For more on Californias ongoing debacle, read.... Search For The Missing Moolah
Please accept my humble apology. Upon further review i now see that the article was about the university system in Nebraska. Thank you so much for pointing out how misinformed I was.
Reading comprehension isn’t a strong suit with you, is it?
not an issue of laws but of preventing deceptive practices.
Once a freshman enters a university they are trapped, for the most part, due to credit transferability and name of university.
A student is “buying” a diploma. We do not allow other purchase contracts to spontaneously change the prices why should universities have a free pass.
I would be all for removing the bankruptcy exemption of university tuition. If your graduate can’t get a job then the university should be liable for allowing a worthless student or degree.
No , it isn’t. I missed that class because I had to change the oil on an airplane.
The first law to remove should be the "Equal Opportunity" laws that are used to hammer employers who don't hire or promote minorities in the "right" proportions. Then employers could hire people without degrees and just test applicants for reading, writing, and math abilities, or just be allowed to look up the applicant's SAT scores and school transcripts.
The second law to remove is the one which makes student loans non-dischargable in bankruptcy, and which gives taxpayer guarantees on student loans.

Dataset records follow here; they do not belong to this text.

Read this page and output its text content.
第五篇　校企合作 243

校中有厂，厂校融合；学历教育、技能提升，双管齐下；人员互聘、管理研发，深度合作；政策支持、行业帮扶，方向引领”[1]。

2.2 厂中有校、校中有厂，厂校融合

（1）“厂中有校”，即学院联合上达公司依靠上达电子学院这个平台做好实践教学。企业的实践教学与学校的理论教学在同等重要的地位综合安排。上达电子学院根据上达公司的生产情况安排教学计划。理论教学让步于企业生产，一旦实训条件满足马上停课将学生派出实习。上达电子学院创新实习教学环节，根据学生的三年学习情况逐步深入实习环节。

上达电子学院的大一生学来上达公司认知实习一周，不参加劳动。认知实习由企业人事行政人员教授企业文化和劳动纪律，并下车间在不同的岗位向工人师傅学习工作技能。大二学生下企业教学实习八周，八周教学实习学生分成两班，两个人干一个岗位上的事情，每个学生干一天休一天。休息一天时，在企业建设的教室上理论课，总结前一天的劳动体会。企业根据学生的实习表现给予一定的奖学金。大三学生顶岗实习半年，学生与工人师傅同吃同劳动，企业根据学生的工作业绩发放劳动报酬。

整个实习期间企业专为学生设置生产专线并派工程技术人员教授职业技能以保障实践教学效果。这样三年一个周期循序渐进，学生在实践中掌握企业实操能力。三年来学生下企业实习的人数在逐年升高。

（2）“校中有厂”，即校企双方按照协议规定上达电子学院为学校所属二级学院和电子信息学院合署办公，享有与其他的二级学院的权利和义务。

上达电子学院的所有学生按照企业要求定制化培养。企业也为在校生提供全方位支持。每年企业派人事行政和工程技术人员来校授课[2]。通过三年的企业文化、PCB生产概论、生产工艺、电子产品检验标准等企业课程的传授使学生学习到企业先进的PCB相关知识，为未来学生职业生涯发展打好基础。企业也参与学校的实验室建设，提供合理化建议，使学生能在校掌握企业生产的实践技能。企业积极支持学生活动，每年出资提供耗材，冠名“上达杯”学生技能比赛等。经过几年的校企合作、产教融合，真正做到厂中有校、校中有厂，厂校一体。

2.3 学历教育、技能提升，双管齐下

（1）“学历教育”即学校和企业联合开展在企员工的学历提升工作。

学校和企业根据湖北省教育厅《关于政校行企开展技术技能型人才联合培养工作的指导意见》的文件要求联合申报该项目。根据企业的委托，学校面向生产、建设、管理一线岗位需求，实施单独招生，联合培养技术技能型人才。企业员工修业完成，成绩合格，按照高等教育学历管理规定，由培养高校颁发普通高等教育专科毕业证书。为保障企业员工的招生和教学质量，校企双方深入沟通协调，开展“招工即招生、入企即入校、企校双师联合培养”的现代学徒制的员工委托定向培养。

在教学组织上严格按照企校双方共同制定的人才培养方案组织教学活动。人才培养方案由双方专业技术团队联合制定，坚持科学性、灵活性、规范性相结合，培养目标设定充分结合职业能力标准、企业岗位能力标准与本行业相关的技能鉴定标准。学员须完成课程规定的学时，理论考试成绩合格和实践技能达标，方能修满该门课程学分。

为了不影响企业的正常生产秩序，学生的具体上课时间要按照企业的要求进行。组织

Suddenly, loan issuers would be reluctant to extend $150K in loans to people who want to major in Women's Studies, or otherwise look like they would not be getting a job at graduation that would allow for loan payback.
What I would like to see would be for universities to back loans from their own endowments. When professors' pension funds are on the line, they will be less willing to admit marginal students.
Brilliant. About the same probability of happening as me marrying Salma Hayek, but brilliant.
Of course the universities would hate it. I could see making the universities putting their money where their mouths are by making them underwrite at least a percentage of the student loans as a condition of participating in the federal student loan program. If the feds completely exited the picture, private loan issuers might make similar demands that the university accept a penalty for each default.
In the absence of federal loan guarantees (and absence of EEOC threats), private loan companies would deny loans to people who do not meet a profile that indicates a high probability of payback (no loans unless you have a minimum SAT/GPA profile, no loans for worthless majors, no loans to schools whose graduates do not get decent jobs upon graduation).